Showing up is the act of walking in the doors and getting to your seat. You do that every night in front of your TiVo.
But think about it—If a Shakespearean actor went to see any live sporting event, amateur or professional, and simply sat back in his seat, ate his nachos, and stared waiting for something interesting to happen, he probably wouldn’t have the best time. But if he sits forward in his seat, watches the plays, attempts to empathize with the principle players or the coaches or the losing side, suddenly he become caught up in the outcome of the game. Even if he doesn’t understand all of the rules or the terminology, he can tell when something good has happened to those in whom he has an investment and when they’re falling behind. He’ll find himself understanding the game by giving it his full attention and a bit of a personal investment.
It is no different with Shakespeare.
There is a reason so many of his plays begin with a prologue or a lenghtly opening monologue. It is a welcoming, a greeting, and a way of preparing the audience for the play to come. It is a way of saying, “Listen! Think! Imagine! Work with us in telling this story!”
Think when we talk of horses, that you see them
Printing their proud hoofs i' the receiving earth;
For 'tis your thoughts that now must deck our kings,
Carry them here and there; jumping o'er times,
Turning the accomplishment of many years
Into an hour-glass:
goes a line in the prologue to Henry V. Your job is to fill in this world with your imagination.
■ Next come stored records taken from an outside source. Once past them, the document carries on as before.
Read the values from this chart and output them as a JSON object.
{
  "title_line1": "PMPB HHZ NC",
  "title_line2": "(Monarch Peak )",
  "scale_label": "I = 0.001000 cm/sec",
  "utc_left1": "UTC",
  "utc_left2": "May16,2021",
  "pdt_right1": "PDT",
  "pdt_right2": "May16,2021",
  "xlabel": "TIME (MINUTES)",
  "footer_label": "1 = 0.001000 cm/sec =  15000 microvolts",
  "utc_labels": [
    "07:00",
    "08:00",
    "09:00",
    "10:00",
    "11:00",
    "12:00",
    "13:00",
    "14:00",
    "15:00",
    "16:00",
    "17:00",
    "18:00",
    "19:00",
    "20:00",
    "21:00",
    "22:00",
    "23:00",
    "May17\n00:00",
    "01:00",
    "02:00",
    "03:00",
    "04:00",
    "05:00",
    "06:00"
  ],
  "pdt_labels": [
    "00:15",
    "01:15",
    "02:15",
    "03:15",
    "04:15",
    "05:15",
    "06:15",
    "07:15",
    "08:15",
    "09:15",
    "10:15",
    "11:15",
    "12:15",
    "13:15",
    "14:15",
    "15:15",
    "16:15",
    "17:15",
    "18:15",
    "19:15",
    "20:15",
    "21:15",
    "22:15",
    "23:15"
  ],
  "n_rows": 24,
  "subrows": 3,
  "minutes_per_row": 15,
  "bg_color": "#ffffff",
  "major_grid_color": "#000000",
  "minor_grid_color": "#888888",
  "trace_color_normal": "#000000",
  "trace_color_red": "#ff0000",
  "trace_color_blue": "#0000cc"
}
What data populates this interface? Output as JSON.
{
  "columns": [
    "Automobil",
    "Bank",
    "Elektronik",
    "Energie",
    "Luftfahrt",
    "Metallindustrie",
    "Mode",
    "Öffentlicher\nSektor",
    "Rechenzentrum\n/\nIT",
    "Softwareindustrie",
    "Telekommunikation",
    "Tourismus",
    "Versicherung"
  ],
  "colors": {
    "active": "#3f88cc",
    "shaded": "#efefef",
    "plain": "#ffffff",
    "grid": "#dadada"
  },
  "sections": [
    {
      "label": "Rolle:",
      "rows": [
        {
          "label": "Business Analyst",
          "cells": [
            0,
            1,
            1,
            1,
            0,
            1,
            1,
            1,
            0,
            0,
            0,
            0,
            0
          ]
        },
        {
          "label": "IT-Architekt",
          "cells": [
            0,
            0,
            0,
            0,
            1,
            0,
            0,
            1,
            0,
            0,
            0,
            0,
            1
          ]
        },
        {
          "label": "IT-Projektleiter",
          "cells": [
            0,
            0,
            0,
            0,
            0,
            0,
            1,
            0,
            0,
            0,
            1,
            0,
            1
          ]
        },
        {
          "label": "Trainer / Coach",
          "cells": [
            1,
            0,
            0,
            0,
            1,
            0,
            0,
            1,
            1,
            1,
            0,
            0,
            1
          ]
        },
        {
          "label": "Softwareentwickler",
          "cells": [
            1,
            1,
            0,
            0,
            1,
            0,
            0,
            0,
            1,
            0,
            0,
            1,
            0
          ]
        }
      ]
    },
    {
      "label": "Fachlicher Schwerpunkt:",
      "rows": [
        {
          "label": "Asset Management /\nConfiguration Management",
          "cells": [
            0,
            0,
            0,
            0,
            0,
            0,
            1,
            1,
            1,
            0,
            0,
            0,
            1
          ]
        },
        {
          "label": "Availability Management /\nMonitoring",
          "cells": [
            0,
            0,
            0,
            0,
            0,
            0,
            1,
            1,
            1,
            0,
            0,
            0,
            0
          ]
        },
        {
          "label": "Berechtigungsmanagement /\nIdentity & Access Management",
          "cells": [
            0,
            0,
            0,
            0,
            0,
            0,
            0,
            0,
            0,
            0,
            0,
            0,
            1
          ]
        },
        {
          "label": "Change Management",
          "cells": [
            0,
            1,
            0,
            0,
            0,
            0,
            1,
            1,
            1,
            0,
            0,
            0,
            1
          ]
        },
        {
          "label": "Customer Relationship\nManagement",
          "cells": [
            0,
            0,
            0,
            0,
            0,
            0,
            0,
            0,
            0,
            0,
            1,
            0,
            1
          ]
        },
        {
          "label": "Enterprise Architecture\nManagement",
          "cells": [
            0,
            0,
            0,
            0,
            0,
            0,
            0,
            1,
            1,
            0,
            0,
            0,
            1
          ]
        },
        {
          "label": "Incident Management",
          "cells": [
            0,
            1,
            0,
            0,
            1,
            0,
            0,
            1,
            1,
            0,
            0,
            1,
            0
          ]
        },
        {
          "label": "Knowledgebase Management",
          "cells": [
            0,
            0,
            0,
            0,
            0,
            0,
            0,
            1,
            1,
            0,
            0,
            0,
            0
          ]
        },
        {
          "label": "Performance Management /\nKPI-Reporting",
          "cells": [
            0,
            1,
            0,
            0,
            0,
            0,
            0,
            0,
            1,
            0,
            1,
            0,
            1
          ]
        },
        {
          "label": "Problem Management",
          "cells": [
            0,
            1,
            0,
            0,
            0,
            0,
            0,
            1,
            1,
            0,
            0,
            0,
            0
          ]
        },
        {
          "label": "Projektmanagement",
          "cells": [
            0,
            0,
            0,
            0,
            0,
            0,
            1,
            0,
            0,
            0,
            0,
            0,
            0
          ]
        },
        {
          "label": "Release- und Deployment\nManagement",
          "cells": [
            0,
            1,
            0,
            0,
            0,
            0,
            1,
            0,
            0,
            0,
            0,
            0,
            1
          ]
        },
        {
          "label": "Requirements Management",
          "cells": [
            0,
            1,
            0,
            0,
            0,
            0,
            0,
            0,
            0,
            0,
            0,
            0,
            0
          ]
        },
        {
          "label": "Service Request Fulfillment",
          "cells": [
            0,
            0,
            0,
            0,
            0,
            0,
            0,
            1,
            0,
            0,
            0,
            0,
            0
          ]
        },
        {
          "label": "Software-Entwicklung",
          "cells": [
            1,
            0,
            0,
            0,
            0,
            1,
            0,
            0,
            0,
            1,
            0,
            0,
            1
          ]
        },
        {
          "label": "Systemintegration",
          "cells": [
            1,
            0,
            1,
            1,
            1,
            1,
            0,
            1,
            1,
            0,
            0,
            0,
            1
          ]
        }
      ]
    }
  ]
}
Your job is to empathize with the characters and to answer their questions for them. Your job is give us the energy that helps to fill in the story.
When any audience member shows up and does their job, they understand Shakespeare. A well told, well spoken Shakespeare play allows audiences to share in the mind of this genius and begin to grapple with the human questions he posed.
When the poetic faith between performer and audience member is achieved, the questions stay with them afterwards and reminds them of a deeply satisfying experience. Entertaining, yes. . . but more. One that helps them wrestle with their own ideas of existence and what it is to be human.
That is not escapism—straight entertainment, “divertissement”. No, it is an activity, and a rigorous one at that. It is something requiring energy and focus.
The people who cannot own Shakespeare are those who show up and do nothing more, who detach themselves from the performance and from their fellow audience members. Who disengage in order to evaluate lesser things in the production.
If a question arises about the choices of an actor, someone who owns Shakespeare will try to answer the question in terms of the character or themes of the production. If they cannot be answered sufficiently that way, then turn to evaluating the acting or directing.
If a concept or idea presented is baffling, ask “What is it trying to say?” Once answering that (or providing some ideas), then make your judgments on how well it was executed or the relevance of the idea.
But mostly, those who own and can understand Shakespeare first experience everything the play can give them and tries to help it along. After that, they tackle the questions of evaluation, relevance, and execution.
Anyone can understand Shakespeare, if they can cowboy up and take it on—invest, experience, listen, and participate!
He’s only the greatest playwright in the English language, if you want to own THAT, you bettah WORK!